(Please address any corrections to Patrick O'Beirne, info at eusprig dot org)
Dean Buckner of the UK Financial Services Authority gave the Regulator’s View on the progress in the control of End User Computing (EUC) in the financial markets. His themes were echoed by many subsequent speakers
1. Change of mindset. He referred to the acceptance that spreadsheets are not going to be replaced by bigger systems, but rather that they are here to stay.
2. User training. This is still shockingly neglected; he still finds dumb solutions that could be replaced by cleaner methods.
3. There is no accepted base of ‘good practice’.
4. Because of (3) there is therefore no accreditation of spreadsheet skills.
5. He sees increasing mention of spreadsheet controls in audit reports.
6. Data standards – including data quality in Access databases, created to get over the 65535 row limit in Excel prior to the 2007 version.
7. Software support – more tools and technologies are becoming available to manage spreadsheets.
Steve Powell of the Tuck School of Business at Dartmouth College revealed the results of their audits into quantitative errors that showed impacts of up to $100 million in real world spreadsheets. These are reasonably large spreadsheets, having on average 15 sheets and 1.5MB in size. They discovered how difficult auditing really is, even with tools like Spreadsheet Professional. The first fully documented study of its kind, this paper received the highest rating by the attendees of all the papers at the conference. Here is one quote describing one end of the scale:
"Organisation 5 is a small consulting company with highly educated employees and a culture that demands excellence. The spreadsheets we audited from this firm were works of art: thoughtfully designed, well documented, easy to understand, and error free."
Ray Panko of the University of Hawaii provocatively titled his paper Thinking is bad. He quoted human error research indicating that logical thought is the most difficult thing we creatures can do. In his categorisation of Blameful vs Blameless errors, he urged people to be frank about unavoidable error rates. He ended with a challenge to those prescribing good or even best practices to produce the evidence that their recommendations are safe and effective.

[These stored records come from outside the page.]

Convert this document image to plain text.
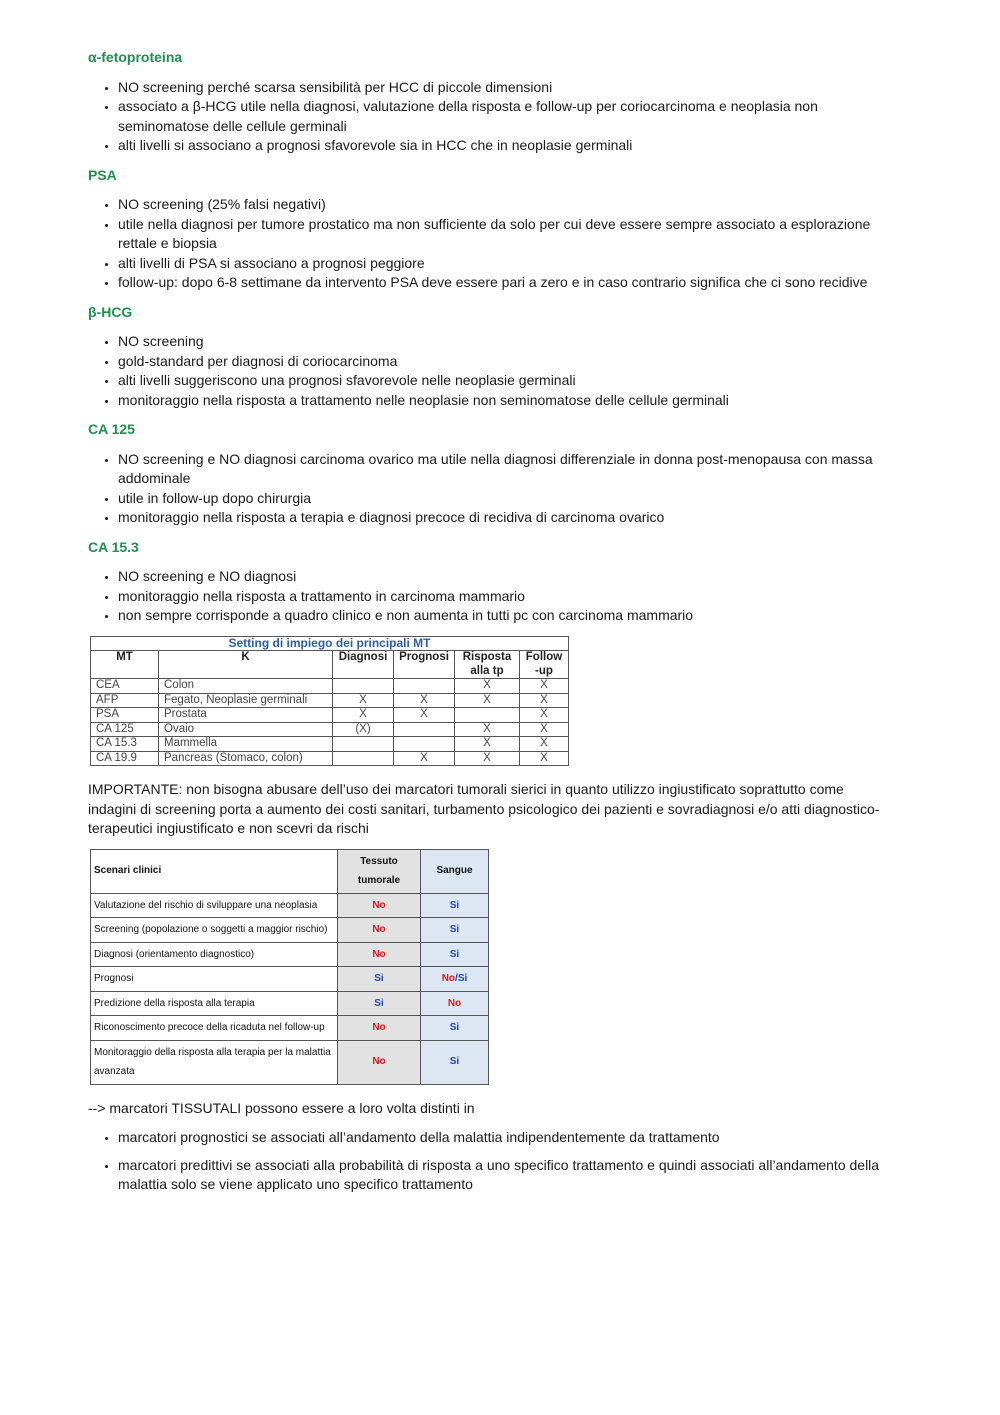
α-fetoproteina
• NO screening perché scarsa sensibilità per HCC di piccole dimensioni
• associato a β-HCG utile nella diagnosi, valutazione della risposta e follow-up per coriocarcinoma e neoplasia non seminomatose delle cellule germinali
• alti livelli si associano a prognosi sfavorevole sia in HCC che in neoplasie germinali
PSA
• NO screening (25% falsi negativi)
• utile nella diagnosi per tumore prostatico ma non sufficiente da solo per cui deve essere sempre associato a esplorazione rettale e biopsia
• alti livelli di PSA si associano a prognosi peggiore
• follow-up: dopo 6-8 settimane da intervento PSA deve essere pari a zero e in caso contrario significa che ci sono recidive
β-HCG
• NO screening
• gold-standard per diagnosi di coriocarcinoma
• alti livelli suggeriscono una prognosi sfavorevole nelle neoplasie germinali
• monitoraggio nella risposta a trattamento nelle neoplasie non seminomatose delle cellule germinali
CA 125
• NO screening e NO diagnosi carcinoma ovarico ma utile nella diagnosi differenziale in donna post-menopausa con massa addominale
• utile in follow-up dopo chirurgia
• monitoraggio nella risposta a terapia e diagnosi precoce di recidiva di carcinoma ovarico
CA 15.3
• NO screening e NO diagnosi
• monitoraggio nella risposta a trattamento in carcinoma mammario
• non sempre corrisponde a quadro clinico e non aumenta in tutti pc con carcinoma mammario
Setting di impiego dei principali MT					
MT	K	Diagnosi	Prognosi	Risposta alla tp	Follow -up
CEA	Colon			X	X
AFP	Fegato, Neoplasie germinali	X	X	X	X
PSA	Prostata	X	X		X
CA 125	Ovaio	(X)		X	X
CA 15.3	Mammella			X	X
CA 19.9	Pancreas (Stomaco, colon)		X	X	X

IMPORTANTE: non bisogna abusare dell’uso dei marcatori tumorali sierici in quanto utilizzo ingiustificato soprattutto come indagini di screening porta a aumento dei costi sanitari, turbamento psicologico dei pazienti e sovradiagnosi e/o atti diagnostico-terapeutici ingiustificato e non scevri da rischi

Scenari clinici	Tessuto tumorale	Sangue
Valutazione del rischio di sviluppare una neoplasia	No	Si
Screening (popolazione o soggetti a maggior rischio)	No	Si
Diagnosi (orientamento diagnostico)	No	Si
Prognosi	Si	No/Si
Predizione della risposta alla terapia	Si	No
Riconoscimento precoce della ricaduta nel follow-up	No	Si
Monitoraggio della risposta alla terapia per la malattia avanzata	No	Si

--> marcatori TISSUTALI possono essere a loro volta distinti in

• marcatori prognostici se associati all’andamento della malattia indipendentemente da trattamento
• marcatori predittivi se associati alla probabilità di risposta a uno specifico trattamento e quindi associati all’andamento della malattia solo se viene applicato uno specifico trattamento
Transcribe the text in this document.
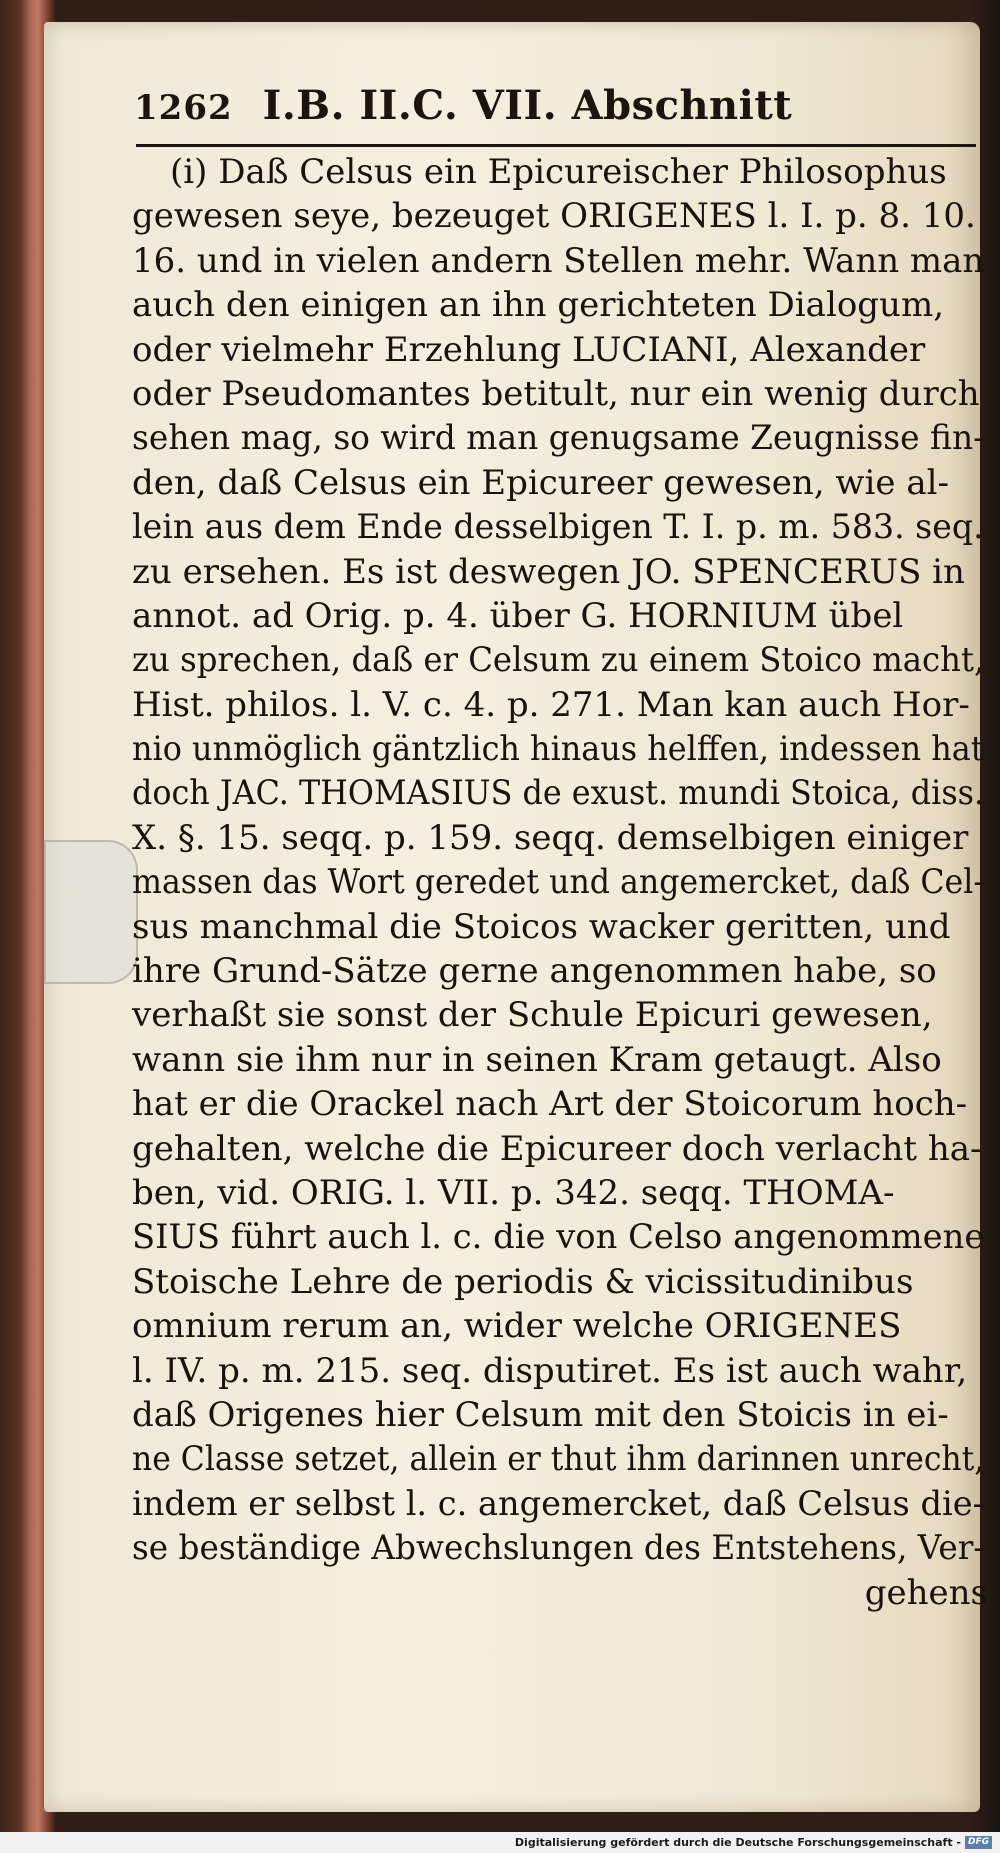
1262 I.B. II.C. VII. Abschnitt
(i) Daß Celsus ein Epicureischer Philosophus
gewesen seye, bezeuget ORIGENES l. I. p. 8. 10.
16. und in vielen andern Stellen mehr. Wann man
auch den einigen an ihn gerichteten Dialogum,
oder vielmehr Erzehlung LUCIANI, Alexander
oder Pseudomantes betitult, nur ein wenig durch
sehen mag, so wird man genugsame Zeugnisse fin-
den, daß Celsus ein Epicureer gewesen, wie al-
lein aus dem Ende desselbigen T. I. p. m. 583. seq.
zu ersehen. Es ist deswegen JO. SPENCERUS in
annot. ad Orig. p. 4. über G. HORNIUM übel
zu sprechen, daß er Celsum zu einem Stoico macht,
Hist. philos. l. V. c. 4. p. 271. Man kan auch Hor-
nio unmöglich gäntzlich hinaus helffen, indessen hat
doch JAC. THOMASIUS de exust. mundi Stoica, diss.
X. §. 15. seqq. p. 159. seqq. demselbigen einiger
massen das Wort geredet und angemercket, daß Cel-
sus manchmal die Stoicos wacker geritten, und
ihre Grund-Sätze gerne angenommen habe, so
verhaßt sie sonst der Schule Epicuri gewesen,
wann sie ihm nur in seinen Kram getaugt. Also
hat er die Orackel nach Art der Stoicorum hoch-
gehalten, welche die Epicureer doch verlacht ha-
ben, vid. ORIG. l. VII. p. 342. seqq. THOMA-
SIUS führt auch l. c. die von Celso angenommene
Stoische Lehre de periodis & vicissitudinibus
omnium rerum an, wider welche ORIGENES
l. IV. p. m. 215. seq. disputiret. Es ist auch wahr,
daß Origenes hier Celsum mit den Stoicis in ei-
ne Classe setzet, allein er thut ihm darinnen unrecht,
indem er selbst l. c. angemercket, daß Celsus die-
se beständige Abwechslungen des Entstehens, Ver-
gehens
Digitalisierung gefördert durch die Deutsche Forschungsgemeinschaft - DFG
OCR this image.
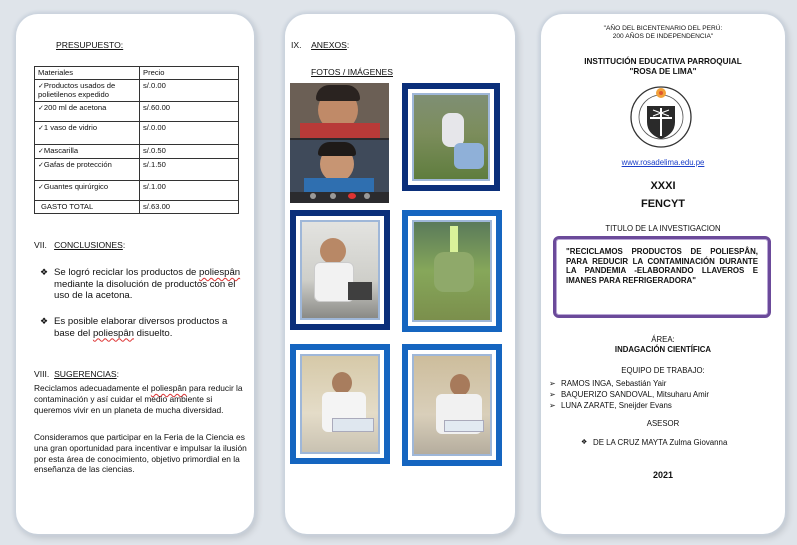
PRESUPUESTO:
Materiales	Precio
✓Productos usados de polietilenos expedido	s/.0.00
✓200 ml de acetona	s/.60.00
✓1 vaso de vidrio	s/.0.00
✓Mascarilla	s/.0.50
✓Gafas de protección	s/.1.50
✓Guantes quirúrgico	s/.1.00
GASTO TOTAL	s/.63.00
VII. CONCLUSIONES:
❖ Se logró reciclar los productos de poliespân mediante la disolución de productos con el uso de la acetona.
❖ Es posible elaborar diversos productos a base del poliespân disuelto.
VIII. SUGERENCIAS:
Reciclamos adecuadamente el poliespân para reducir la contaminación y así cuidar el medio ambiente si queremos vivir en un planeta de mucha diversidad.
Consideramos que participar en la Feria de la Ciencia es una gran oportunidad para incentivar e impulsar la ilusión por esta área de conocimiento, objetivo primordial en la enseñanza de las ciencias.
IX. ANEXOS:
FOTOS / IMÁGENES
"AÑO DEL BICENTENARIO DEL PERÚ:
200 AÑOS DE INDEPENDENCIA"
INSTITUCIÓN EDUCATIVA PARROQUIAL
"ROSA DE LIMA"
www.rosadelima.edu.pe
XXXI
FENCYT
TITULO DE LA INVESTIGACION
"RECICLAMOS PRODUCTOS DE POLIESPÂN, PARA REDUCIR LA CONTAMINACIÓN DURANTE LA PANDEMIA -ELABORANDO LLAVEROS E IMANES PARA REFRIGERADORA"
ÁREA:
INDAGACIÓN CIENTÍFICA
EQUIPO DE TRABAJO:
➢ RAMOS INGA, Sebastián Yair
➢ BAQUERIZO SANDOVAL, Mitsuharu Amir
➢ LUNA ZARATE, Sneijder Evans
ASESOR
❖ DE LA CRUZ MAYTA Zulma Giovanna
2021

Paul Bach of Compassoft, the main conference sponsor, reported that 30 to 40% of corporate data is in uncontrolled end-user applications. He described the processes necessary to get them under control: discovery, change management, and validation. He mentioned one user who guessed that they had 300 critical spreadsheets; they discovered millions (not all critical of course).
Ralph Baxter of ClusterSeven, another conference sponsor, outlined Enterprise Spreadsheet Management (ESM) and described the efficiencies that come from saving wasted time. Taking Dean Buckner’s 6th point for example, the ‘spot the difference’ task of data integrity checking is easier with ESM.
Simon Murphy of Codematic sympathised with the tortured souls in Spreadsheet Hell. Maintenance represents 90% of spreadsheet use, yet the initial development phase gets most of the attention. Most users have only had at most two days formal training in Excel, so they build unstable and fragile frankensheets which are terminally undebuggable and break if anyone changes anything. ‘Keeping it working’ therefore becomes the desperate state of these users like the little Dutch boy keeping his finger in the sea wall.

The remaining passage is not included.